Olegário é um homem com um sonho: enriquecer com o solo ressequido e ingrato do Alentejo. Enriquecer com beterraba. Enriquecer com um filho. Um filho que se torna numa descendência feminina que vive no mundo que Olegário criou. Este conjunto constrói (literalmente) castelos no ar para satisfazer a ambição de um sonho desfazado da realidade, que leva uma família a uma existência cada vez mais tribal. O sonho começa a ganhar vida própria, enquanto os velhos sentados à sombra das casas vêem a vida a passar. O sonho é alimentado pelo traço inexistente de Miguel Rocha, transformando cada página numa obra de arte, povoada de pinceladas de cores tão quentes como a paisagem retratada. No fim, apesar da ficção da narrativa, o Alentejo pode alimentar estes sonhos e permanecer como no início. O descendente filho nasce da terra alentejana, como as beterrabas.

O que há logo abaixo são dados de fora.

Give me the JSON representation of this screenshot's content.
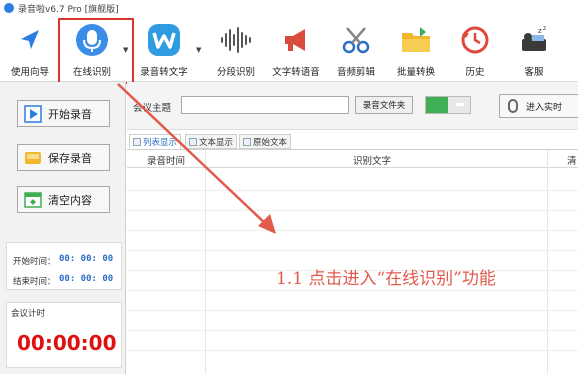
{
  "window": {
    "title": "录音啦v6.7 Pro [旗舰版]"
  },
  "toolbar": {
    "items": [
      {
        "label": "使用向导",
        "icon": "navigation-arrow-icon"
      },
      {
        "label": "在线识别",
        "icon": "microphone-icon"
      },
      {
        "label": "录音转文字",
        "icon": "w-badge-icon"
      },
      {
        "label": "分段识别",
        "icon": "waveform-icon"
      },
      {
        "label": "文字转语音",
        "icon": "megaphone-icon"
      },
      {
        "label": "音频剪辑",
        "icon": "scissors-icon"
      },
      {
        "label": "批量转换",
        "icon": "folder-icon"
      },
      {
        "label": "历史",
        "icon": "history-clock-icon"
      },
      {
        "label": "客服",
        "icon": "support-icon"
      }
    ],
    "dropdown_glyph": "▼"
  },
  "left_panel": {
    "start_label": "开始录音",
    "save_label": "保存录音",
    "clear_label": "清空内容",
    "start_time_label": "开始时间：",
    "start_time_value": "00: 00: 00",
    "end_time_label": "结束时间：",
    "end_time_value": "00: 00: 00",
    "meeting_timer_label": "会议计时",
    "meeting_timer_value": "00:00:00"
  },
  "topbar": {
    "topic_label": "会议主题",
    "topic_value": "",
    "folder_button": "录音文件夹",
    "realtime_button": "进入实时"
  },
  "tabs": [
    {
      "label": "列表显示",
      "active": true
    },
    {
      "label": "文本显示",
      "active": false
    },
    {
      "label": "原始文本",
      "active": false
    }
  ],
  "table": {
    "columns": [
      "录音时间",
      "识别文字",
      "清"
    ]
  },
  "annotation": {
    "text": "1.1 点击进入“在线识别”功能",
    "color": "#e25a4c"
  },
  "colors": {
    "highlight": "#d9352b",
    "timer": "#e01010",
    "time_value": "#2b6fc6",
    "toggle_on": "#3fae54"
  }
}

O grafismo não é bem do meu agrado, mas surpreendeu-me como consegue dar vida à narrativa, cuja história não gostei mas se é baseada em factos verídicos, acabo por lhe dar mais valor.
Depois de ter lido “As Pombinhas do Sr. Leitão”, do qual gostei bastante, fiquei com vontade de conhecer as outras obras de Miguel Rocha.
Este livro continua a mostrar o desenho bem característico do autor, desta vez bem colorido e que muito me agrada. Os tons quentes, que retratam paisagens onde as temperaturas altas se fazem sentir, são uma constante. O argumento porém, já não me satisfez da mesma maneira. Apesar da história ser baseada em factos verídicos, insere-se depois num realismo mágico que não é um estilo que me agrade particularmente. Achei até confusa, por vezes.
“Um pé apertado, o outro solto, o mundo não lhe servia. Ia fazer um para si, à sua medida”.
A história parece ter influenciad de um alentejo rural, pobre, com condições de vida muito duras! Os desenhos são maioritariamente em tons fortes de amarelo, vermelho e azul. É uma história engraçada mas um pouco enfadonha por vezes.
Uma boa obra, tanto a nível visual como da estória e diálogos. História em que um dos personagens principais é o cenário. Um cenário seco, extenso como se fosse de um Alentejo ou da Andaluzia. A falta de àgua e de outros bens levam o personagem principal (Olegário) a avançar para o cultivo da beterraba, o vegetal mais resistente para aquelas terras. E um objectivo central de ter um filho varão. A mulher quer ir para Paris. Só tem filhas que acabam por viver naquele mundo mágico da fortaleza que o pai fez para a família. Custou-me um pouco a adaptar ao desenho desfocado, mas há belos quadros que não precisam de linhas nem traços. Uma história fora da caixa que mostra que não devemos ter objectivos que impliquem que toda a família siga o nosso sonho. Há que deixar os outros sonhar também. Olegário tem um fim que justifica todo o desmoronar das suas ideias.